I wrote an article in the March 2017 issue of Visual Studio Magazine titled “Revealing Secrets with R and Factor Analysis”. See https://visualstudiomagazine.com/articles/2017/03/01/revealing-secrets-r-factor-statistics.aspx.
Factor Analysis is a classical statistics technique that analyzes data to determine if some set of observed data can be explained by a smaller set of “latent variables.” The idea is rather subtle and is best explained by example. In my article I create a set of a fake movie preference data for 20 people. Each person rates how much they like each of seven movies: “Forbidden Planet”, Dark City”, The Hangover”, “Meet the Parents”, “Ben Hur”, “Gladiator”, and “Galaxy Quest”.
The first two movies (“Forbidden Planet” and “Dark City”) are science fiction. The next two are comedies. The two after that are historical. The last movie, “Galaxy Quest”, is both science fiction and comedy.

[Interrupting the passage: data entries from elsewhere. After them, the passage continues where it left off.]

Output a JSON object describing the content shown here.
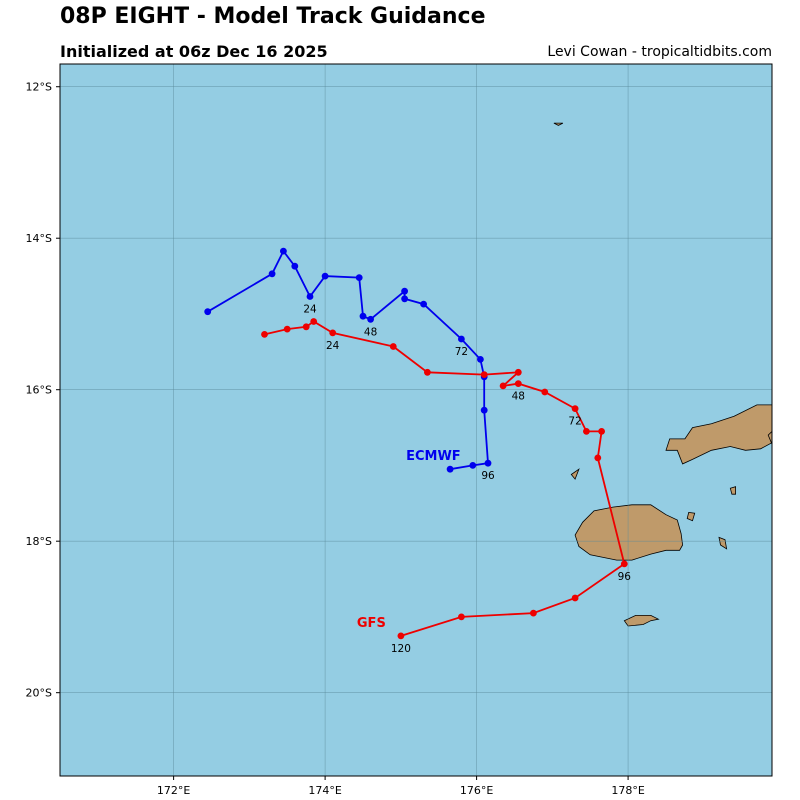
{
  "title": "08P EIGHT - Model Track Guidance",
  "subtitle": "Initialized at 06z Dec 16 2025",
  "credit": "Levi Cowan - tropicaltidbits.com",
  "colors": {
    "ocean": "#94cde3",
    "land": "#bf9a6a",
    "grid": "#5a8a9a",
    "ecmwf": "#0000ee",
    "gfs": "#ee0000"
  },
  "map": {
    "lon_range": [
      170.5,
      179.9
    ],
    "lat_range": [
      -21.1,
      -11.7
    ],
    "lon_ticks": [
      {
        "lon": 172,
        "label": "172°E"
      },
      {
        "lon": 174,
        "label": "174°E"
      },
      {
        "lon": 176,
        "label": "176°E"
      },
      {
        "lon": 178,
        "label": "178°E"
      }
    ],
    "lat_ticks": [
      {
        "lat": -12,
        "label": "12°S"
      },
      {
        "lat": -14,
        "label": "14°S"
      },
      {
        "lat": -16,
        "label": "16°S"
      },
      {
        "lat": -18,
        "label": "18°S"
      },
      {
        "lat": -20,
        "label": "20°S"
      }
    ]
  },
  "tracks": [
    {
      "model": "ECMWF",
      "color": "#0000ee",
      "label": "ECMWF",
      "points": [
        [
          172.45,
          -14.97
        ],
        [
          173.3,
          -14.47
        ],
        [
          173.45,
          -14.17
        ],
        [
          173.6,
          -14.37
        ],
        [
          173.8,
          -14.77
        ],
        [
          174.0,
          -14.5
        ],
        [
          174.45,
          -14.52
        ],
        [
          174.5,
          -15.03
        ],
        [
          174.6,
          -15.07
        ],
        [
          175.05,
          -14.7
        ],
        [
          175.05,
          -14.8
        ],
        [
          175.3,
          -14.87
        ],
        [
          175.8,
          -15.33
        ],
        [
          176.05,
          -15.6
        ],
        [
          176.1,
          -15.83
        ],
        [
          176.1,
          -16.27
        ],
        [
          176.15,
          -16.97
        ],
        [
          175.95,
          -17.0
        ],
        [
          175.65,
          -17.05
        ]
      ],
      "hour_labels": [
        {
          "text": "24",
          "lon": 173.8,
          "lat": -14.77
        },
        {
          "text": "48",
          "lon": 174.6,
          "lat": -15.07
        },
        {
          "text": "72",
          "lon": 175.8,
          "lat": -15.33
        },
        {
          "text": "96",
          "lon": 176.15,
          "lat": -16.97
        }
      ]
    },
    {
      "model": "GFS",
      "color": "#ee0000",
      "label": "GFS",
      "points": [
        [
          173.2,
          -15.27
        ],
        [
          173.5,
          -15.2
        ],
        [
          173.75,
          -15.17
        ],
        [
          173.85,
          -15.1
        ],
        [
          174.1,
          -15.25
        ],
        [
          174.9,
          -15.43
        ],
        [
          175.35,
          -15.77
        ],
        [
          176.1,
          -15.8
        ],
        [
          176.55,
          -15.77
        ],
        [
          176.35,
          -15.95
        ],
        [
          176.55,
          -15.92
        ],
        [
          176.9,
          -16.03
        ],
        [
          177.3,
          -16.25
        ],
        [
          177.45,
          -16.55
        ],
        [
          177.65,
          -16.55
        ],
        [
          177.6,
          -16.9
        ],
        [
          177.95,
          -18.3
        ],
        [
          177.3,
          -18.75
        ],
        [
          176.75,
          -18.95
        ],
        [
          175.8,
          -19.0
        ],
        [
          175.0,
          -19.25
        ]
      ],
      "hour_labels": [
        {
          "text": "24",
          "lon": 174.1,
          "lat": -15.25
        },
        {
          "text": "48",
          "lon": 176.55,
          "lat": -15.92
        },
        {
          "text": "72",
          "lon": 177.3,
          "lat": -16.25
        },
        {
          "text": "96",
          "lon": 177.95,
          "lat": -18.3
        },
        {
          "text": "120",
          "lon": 175.0,
          "lat": -19.25
        }
      ]
    }
  ],
  "islands": [
    {
      "name": "viti-levu",
      "coords": [
        [
          178.5,
          -17.65
        ],
        [
          178.65,
          -17.72
        ],
        [
          178.7,
          -17.9
        ],
        [
          178.72,
          -18.05
        ],
        [
          178.68,
          -18.12
        ],
        [
          178.5,
          -18.12
        ],
        [
          178.3,
          -18.17
        ],
        [
          178.05,
          -18.25
        ],
        [
          177.85,
          -18.25
        ],
        [
          177.5,
          -18.18
        ],
        [
          177.35,
          -18.07
        ],
        [
          177.3,
          -17.92
        ],
        [
          177.4,
          -17.75
        ],
        [
          177.55,
          -17.6
        ],
        [
          177.8,
          -17.55
        ],
        [
          178.05,
          -17.52
        ],
        [
          178.3,
          -17.52
        ]
      ]
    },
    {
      "name": "vanua-levu",
      "coords": [
        [
          179.9,
          -16.2
        ],
        [
          179.7,
          -16.2
        ],
        [
          179.4,
          -16.35
        ],
        [
          179.1,
          -16.45
        ],
        [
          178.85,
          -16.5
        ],
        [
          178.75,
          -16.65
        ],
        [
          178.55,
          -16.65
        ],
        [
          178.5,
          -16.8
        ],
        [
          178.65,
          -16.8
        ],
        [
          178.72,
          -16.98
        ],
        [
          178.85,
          -16.92
        ],
        [
          179.1,
          -16.8
        ],
        [
          179.35,
          -16.75
        ],
        [
          179.55,
          -16.8
        ],
        [
          179.75,
          -16.78
        ],
        [
          179.9,
          -16.7
        ]
      ]
    },
    {
      "name": "taveuni",
      "coords": [
        [
          179.9,
          -16.55
        ],
        [
          179.85,
          -16.6
        ],
        [
          179.9,
          -16.72
        ]
      ]
    },
    {
      "name": "kadavu",
      "coords": [
        [
          177.95,
          -19.05
        ],
        [
          178.1,
          -18.98
        ],
        [
          178.3,
          -18.98
        ],
        [
          178.4,
          -19.03
        ],
        [
          178.3,
          -19.05
        ],
        [
          178.2,
          -19.1
        ],
        [
          178.0,
          -19.12
        ]
      ]
    },
    {
      "name": "ovalau",
      "coords": [
        [
          178.8,
          -17.62
        ],
        [
          178.88,
          -17.63
        ],
        [
          178.85,
          -17.73
        ],
        [
          178.78,
          -17.7
        ]
      ]
    },
    {
      "name": "koro",
      "coords": [
        [
          179.35,
          -17.3
        ],
        [
          179.42,
          -17.28
        ],
        [
          179.42,
          -17.38
        ],
        [
          179.37,
          -17.38
        ]
      ]
    },
    {
      "name": "gau",
      "coords": [
        [
          179.2,
          -17.95
        ],
        [
          179.28,
          -17.98
        ],
        [
          179.3,
          -18.1
        ],
        [
          179.22,
          -18.05
        ]
      ]
    },
    {
      "name": "yasawa",
      "coords": [
        [
          177.25,
          -17.12
        ],
        [
          177.35,
          -17.05
        ],
        [
          177.3,
          -17.18
        ]
      ]
    },
    {
      "name": "rotuma",
      "coords": [
        [
          177.02,
          -12.48
        ],
        [
          177.14,
          -12.48
        ],
        [
          177.08,
          -12.51
        ]
      ]
    }
  ]
}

A factor analysis can tell you if people’s movie preferences are related to the latent variable, genre. If so, then you could use that information to predict the preference of some new movie by the people in the data.
Performing factor analysis with R is very easy. The harder part is interpreting the results. For my dummy data, the key part of the R results is:
Loadings: Factor1 Factor2 Factor3 ForbiddenPlanet -0.141 0.987 TheHangover 0.930 -0.205 MeetTheParents 0.798 -0.174 -0.226 BenHur -0.216 -0.142 0.964 Gladiator -0.484 -0.182 0.665 GalaxyQuest 0.591 0.557 -0.488 DarkCity 0.761 -0.273
Notice “Forbidden Planet” and “Dark City” have high values of the “Factor2” latent variable (which we know to be “science fiction”). Similarly, “The Hangover” and “Meet the Parents” correspond to a “Factor1”, and “Ben Hur” and “Gladiator” correspond to a “Factor3”.
Factor analysis isn’t too common in the hard sciences, but it’s used fairly often in fields such as psychology and marketing.